The game became one of the most discussed and controversial games of both that year's E3 and 2015 in general: the debut trailer received over 25,000 dislikes and just 2,500 likes on YouTube within the first day of its announcement, giving it a 90% dislike ratio, and reached 9,500 likes and 83,000 dislikes by the end of that year. A Change.org petition calling for the game's cancellation was also created in the hours following the game's announcement, reaching 7,500 signatures in under 24 hours. Within 2 months this petition went up to 20,000 signatures. It was later announced that the game does have a single player mode and that Samus Aran would appear in-game as a non-playable character. This game would be a defining factor on the negative reception of Nintendo's presence at E3 2015 as whole, fueled by the announcement of Animal Crossing: amiibo Festival and the lack of The Legend of Zelda: Breath of the Wild.

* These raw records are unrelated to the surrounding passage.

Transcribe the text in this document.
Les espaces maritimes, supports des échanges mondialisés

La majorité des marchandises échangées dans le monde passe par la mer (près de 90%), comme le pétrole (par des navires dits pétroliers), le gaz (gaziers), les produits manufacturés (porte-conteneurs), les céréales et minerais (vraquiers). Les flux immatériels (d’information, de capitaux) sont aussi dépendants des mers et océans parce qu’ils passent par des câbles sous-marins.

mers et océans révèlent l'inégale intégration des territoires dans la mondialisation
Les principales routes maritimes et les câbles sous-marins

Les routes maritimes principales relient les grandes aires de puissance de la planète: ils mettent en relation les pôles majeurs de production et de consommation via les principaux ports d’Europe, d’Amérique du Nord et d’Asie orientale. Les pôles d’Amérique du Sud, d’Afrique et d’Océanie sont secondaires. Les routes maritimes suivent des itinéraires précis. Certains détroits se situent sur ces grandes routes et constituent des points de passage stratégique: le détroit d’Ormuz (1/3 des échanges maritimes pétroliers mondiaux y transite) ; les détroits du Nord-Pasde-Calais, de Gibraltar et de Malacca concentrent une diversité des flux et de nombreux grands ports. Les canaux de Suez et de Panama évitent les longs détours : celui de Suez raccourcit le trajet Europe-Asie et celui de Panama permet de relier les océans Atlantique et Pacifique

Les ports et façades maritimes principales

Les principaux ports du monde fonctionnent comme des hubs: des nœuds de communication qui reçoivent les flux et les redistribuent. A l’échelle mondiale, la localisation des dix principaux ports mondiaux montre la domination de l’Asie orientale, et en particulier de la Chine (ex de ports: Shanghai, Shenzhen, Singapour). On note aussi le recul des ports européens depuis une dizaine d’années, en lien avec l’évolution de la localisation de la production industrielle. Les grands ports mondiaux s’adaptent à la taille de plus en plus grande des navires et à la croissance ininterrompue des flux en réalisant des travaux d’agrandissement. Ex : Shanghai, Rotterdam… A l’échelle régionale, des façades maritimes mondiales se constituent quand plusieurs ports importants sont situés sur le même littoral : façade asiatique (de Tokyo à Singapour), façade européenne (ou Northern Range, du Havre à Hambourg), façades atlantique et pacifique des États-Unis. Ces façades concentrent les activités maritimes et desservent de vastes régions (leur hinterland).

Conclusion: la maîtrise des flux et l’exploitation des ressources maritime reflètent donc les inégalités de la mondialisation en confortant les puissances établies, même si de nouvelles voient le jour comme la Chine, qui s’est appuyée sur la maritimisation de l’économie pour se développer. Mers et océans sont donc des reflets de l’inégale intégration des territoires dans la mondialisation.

Following a long silence on the game, Tanabe detailed the game further in a March 2016 Nintendo Direct, but an accompanying trailer on YouTube received a 2:1 dislike to like ratio (last recorded as 1,374 to 600) and resulted in Nintendo disabling the feature within hours of being available. Additionally, the game was not present at E3 2016, even though its release was slated for a few months after the event.

===Post-release===

Metroid Prime: Federation Force received a rating of 64/100 on the review aggregator website Metacritic, indicating "mixed or average reviews".

===Sales===
Upon release in Japan in August 2016, Metroid Prime: Federation Force sold less than 4,000 copies and failed to enter the top 20 of the sales charts. In the United Kingdom, the game debuted outside of the all-format software charts, below older 3DS titles such as New Super Mario Bros. 2 and Tomodachi Life, and charting outside of the top ten on the 3DS charts, leading some outlets to describe the game as a commercial failure.

== Legacy ==
In the 2018 Nintendo Switch game Super Smash Bros. Ultimate, the blue Mech appears as a collectible Spirit, and the title theme can be played in Metroid-inspired levels.